2022. (ECF No. 12-2, at 6). On August 18, 2023, she filed a complaint alleging that Carrols discriminated against her on the basis of disability, failed to accommodate, and retaliated against her in violation of the American with Disabilities Act Amendments Act of 2008, 42 U.S.C. § 12101 et seq., and the Maryland Fair Employment Practices Act, Md. Code Ann., State Gov’t § 20-601 et seq. (ECF No. 1). Carrols filed a motion to compel arbitration and to dismiss action on November 27, 2023. (ECF No. 12). Ms. Miranda Sorto filed an opposition on February 8, 2024, (ECF No. 16), and Carrols replied on February 22, 2024, (ECF No. 17). II. Standard of Review “[M]otions to compel arbitration exist in the netherworld

between a motion to dismiss and a motion for summary judgment.” Grant-Fletcher v. Collecto, Inc., No. 13-cv-3505-RDB, 2014 WL 1877410, at *3 (D.Md. May 9, 2014) (quoting Caire v. Conifer Value Based Care, LLC, 982 F.Supp.2d 582, 589 (D.Md. 2013)). Where, as here, the parties premise their arguments on documents outside the pleadings, courts consider the documents and apply the summary judgment standard. Samura v. SavaSeniorCare Admin. Servs., LLC, No. 1:20-cv-02095-SAG, 2020 WL 6946587, at *2 (D.Md. Nov. 25, 2020); see also Grant-Fletcher, 2014 WL 1877410, at *3; Rose v. New Day Fin., LLC, 816 F.Supp.2d 245, 251-52 (D.Md. 2011). Rule 56 of the Federal Rules of Civil Procedure provides that

a court “shall grant summary judgment if the movant shows that there is no genuine dispute as to any material fact and the movant is entitled to judgment as a matter of law.” Fed.R.Civ.P. 56(c).

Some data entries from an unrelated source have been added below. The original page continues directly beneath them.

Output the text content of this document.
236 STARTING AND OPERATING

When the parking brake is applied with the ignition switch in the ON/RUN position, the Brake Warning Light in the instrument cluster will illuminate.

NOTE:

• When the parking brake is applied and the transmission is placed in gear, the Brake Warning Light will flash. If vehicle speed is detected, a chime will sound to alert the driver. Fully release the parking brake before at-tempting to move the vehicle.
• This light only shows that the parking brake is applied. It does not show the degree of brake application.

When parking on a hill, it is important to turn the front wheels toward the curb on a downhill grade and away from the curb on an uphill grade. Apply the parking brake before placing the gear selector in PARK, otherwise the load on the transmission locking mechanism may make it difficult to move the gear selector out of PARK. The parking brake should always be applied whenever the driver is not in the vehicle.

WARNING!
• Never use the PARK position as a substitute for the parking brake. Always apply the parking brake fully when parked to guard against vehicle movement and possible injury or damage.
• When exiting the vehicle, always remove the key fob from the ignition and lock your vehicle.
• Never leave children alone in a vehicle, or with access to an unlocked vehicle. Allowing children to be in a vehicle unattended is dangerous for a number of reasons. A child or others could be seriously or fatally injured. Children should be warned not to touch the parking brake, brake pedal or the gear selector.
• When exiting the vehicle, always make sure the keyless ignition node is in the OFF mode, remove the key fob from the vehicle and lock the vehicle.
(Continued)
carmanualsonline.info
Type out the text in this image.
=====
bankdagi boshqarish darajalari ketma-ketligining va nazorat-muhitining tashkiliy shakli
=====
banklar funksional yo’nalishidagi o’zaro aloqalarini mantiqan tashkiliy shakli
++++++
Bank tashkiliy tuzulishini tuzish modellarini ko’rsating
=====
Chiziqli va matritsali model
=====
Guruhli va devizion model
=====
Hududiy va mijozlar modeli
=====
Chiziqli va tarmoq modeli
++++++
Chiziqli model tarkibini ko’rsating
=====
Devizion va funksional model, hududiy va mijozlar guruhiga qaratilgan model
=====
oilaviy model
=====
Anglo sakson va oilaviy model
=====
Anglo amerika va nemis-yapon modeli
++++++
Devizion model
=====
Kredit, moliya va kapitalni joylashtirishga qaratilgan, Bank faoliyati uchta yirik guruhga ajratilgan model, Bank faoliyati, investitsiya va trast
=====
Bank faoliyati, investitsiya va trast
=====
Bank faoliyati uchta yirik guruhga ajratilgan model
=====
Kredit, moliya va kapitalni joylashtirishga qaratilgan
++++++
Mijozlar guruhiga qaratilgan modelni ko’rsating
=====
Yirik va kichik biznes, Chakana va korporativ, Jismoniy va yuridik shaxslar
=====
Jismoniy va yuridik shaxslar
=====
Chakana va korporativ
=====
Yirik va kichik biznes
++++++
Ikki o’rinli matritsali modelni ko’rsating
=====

In determining whether a moving party has made that showing, a court must consider the facts and all reasonable inferences drawn therefrom in the light most favorable to the nonmoving party. Matsushita Elec. Indus. Co. v. Zenith Radio Corp., 475 U.S. 574, 587 (1986). A material fact is one that “might affect the outcome of the suit under the governing law[.]” Anderson v. Liberty Lobby, Inc., 477 U.S. 242, 248 (1986). A dispute about a material fact is genuine “if the evidence is such that a reasonable jury could return a verdict for the nonmoving party.” Id. III. Analysis

Carrols seeks enforcement of the arbitration agreement pursuant to the Federal Arbitration Act, 9 U.S.C. § 1 et seq. (“FAA”). “The FAA reflects ‘a liberal federal policy favoring arbitration agreements.’” Adkins v. Lab. Ready, Inc., 303 F.3d 496, 500 (4th Cir. 2002) (quoting Moses H. Cone Mem’l Hosp. v. Mercury Constr. Corp., 460 U.S. 1, 24 (1983)). An arbitration agreement is “valid, irrevocable, and enforceable, save upon such grounds as exist at law or in equity for the revocation of any contract[.]” 9 U.S.C. § 2. In considering whether an agreement to arbitrate is enforceable, courts must be “mindful of the FAA’s purpose ‘to reverse the longstanding judicial hostility to

arbitration agreements . . . and to place arbitration agreements upon the same footing as other contracts.’” Green Tree Fin. Corp.- Alabama v. Randolph, 531 U.S. 79, 89 (2000) (quoting Gilmer v.